With no college degree, no job prospects, no place to live, and no money, my entire future was once again riding on what I’d been able to accomplish on the football field. And now my prospects also included that of my family: Rebecca, Naomi, and our new baby, Azriel. This was a lot of pressure, but I was more confident than I’d ever been before, coming off of my scholarship experience, and the conversations I’d had with pro scouts, and my trip to the Combine.
I was so sure there was a place in the NFL for me that I had a big barbecue on Draft Day and invited all of my family and old friends from Flint to come over. On Sunday morning, people started arriving, and I started barbecuing. We spent the early part of the day eating and hanging around, anticipating the good news. The draft started at noon. I didn’t necessarily expect to get picked in the first round, but I figured my new team would call me early in the draft to give me the good news. Everyone would be there, and it would be this great, big celebration.
“You know, I might get drafted in the second round,” I said to whoever would listen. “Or maybe the fifth.”
Or maybe not.
We waited all day. People came and went, and still there was no phone call. By mid-afternoon, I knew that the first six or seven rounds were over, and clearly I had not been drafted yet. But that was okay. There were twelve rounds in total over two days, which left plenty of opportunities for me.
Finally, the phone rang. Everyone made room for me, and I answered.
“This is the Dallas Cowboys,” a man’s voice said.
“Yeah!” I said. I was literally cheering, I was so happy. The Dallas Cowboys was my favorite team growing up. It was a dream come true to play for them.
“Hey, man, I’m just kidding,” the man said.
What?! It took me a minute to process what was happening, and then I realized that I recognized the voice on the other end of the line: Marcelle.
“I could kill you right now,” I said.
Without another word, I hung up on him.

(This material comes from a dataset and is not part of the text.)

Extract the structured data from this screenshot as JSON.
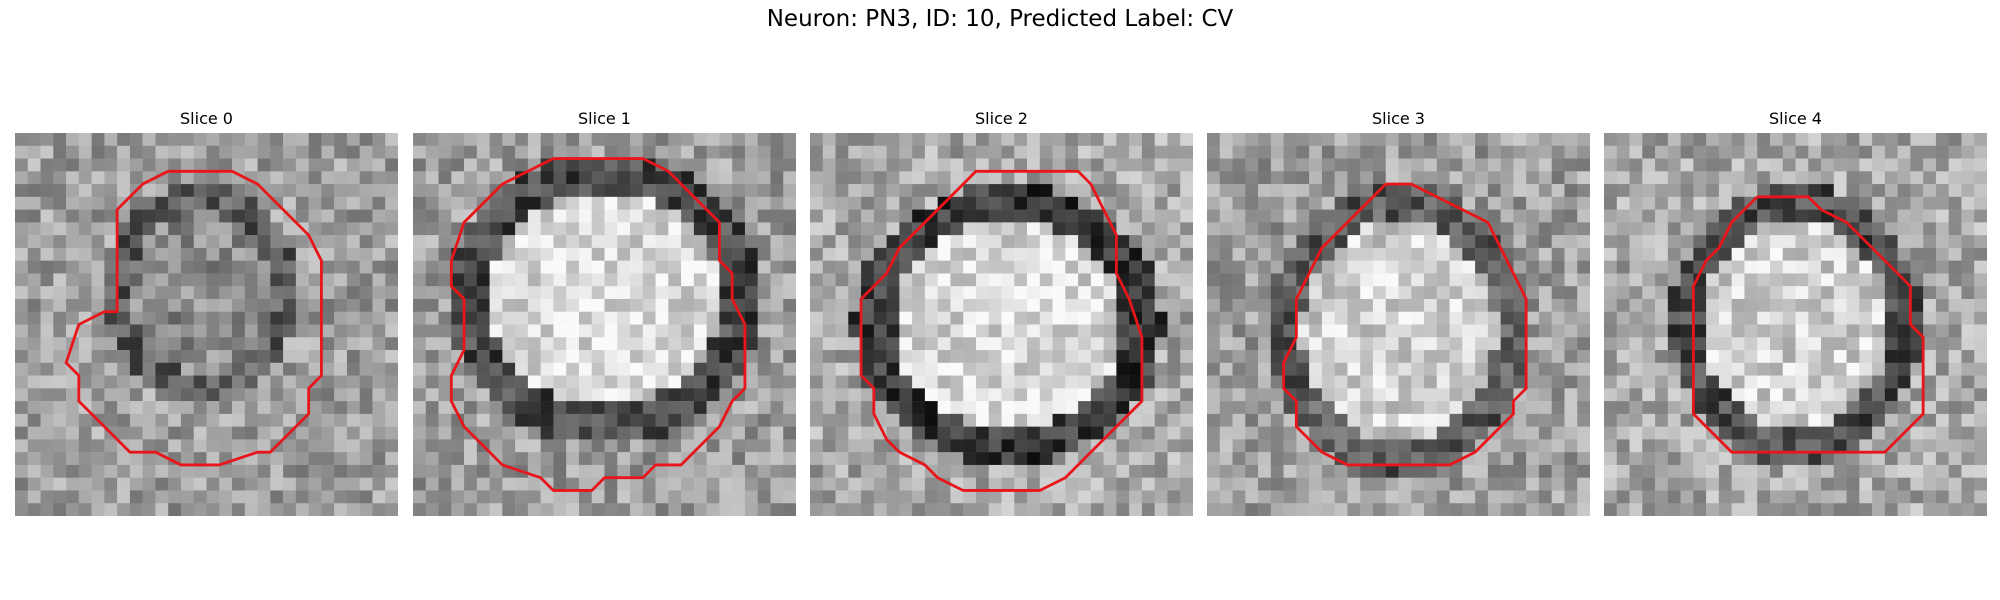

I couldn’t believe he’d done that to me. It was the meanest trick anyone had ever played on me, and it was literally several weeks before I was ab
le to talk to him again.
By this point, it was late in the afternoon, and the day had definitely lost its luster. Everyone went home, and the party was finished. The first day of the draft passed without a call. I woke up early the next day and continued to wait by the phone. Hours passed. At this point, it was three or four in the afternoon, and it appeared my greatest fear had come true. The NFL didn’t want me. It was over.
“I didn’t get drafted,” I said, collapsing in a heap on the stairs. I turned around and put my face down, and I just cried, I mean real tears and sobs.
“I didn’t do it,” I said. “I didn’t do it. I failed.”
“Terry,” Rebecca said. “What are you doing? Listen, if you were supposed to do this, you are going to do it. You did the whole walk-on thing in college, and you can do it again. I don’t care if you have to try out. Or if you have to go free agent, that’s what you’re going to do. If this is your dream, it’s yours. God did not take you this far to leave you here, so you get yourself together, and understand that this is not the end, ever.”
I looked at her. She had shaken me up, but in a good way. She was right.
“I know,” I said, wiping away my tears.
“Now stop it, and understand there is something bigger for you. Get yourself together right now, and we’re gonna believe the best is yet to come, okay?”
“I know,” I said, through the last of my tears. “I know.”
I felt like I was done, but I knew she was right. And if she still believed in me, then I had to find a way to believe in myself.
Rebecca and my mother left for the grocery store. The phone rang. I didn’t even notice. At this point, I was past caring. So my sister picked up the phone.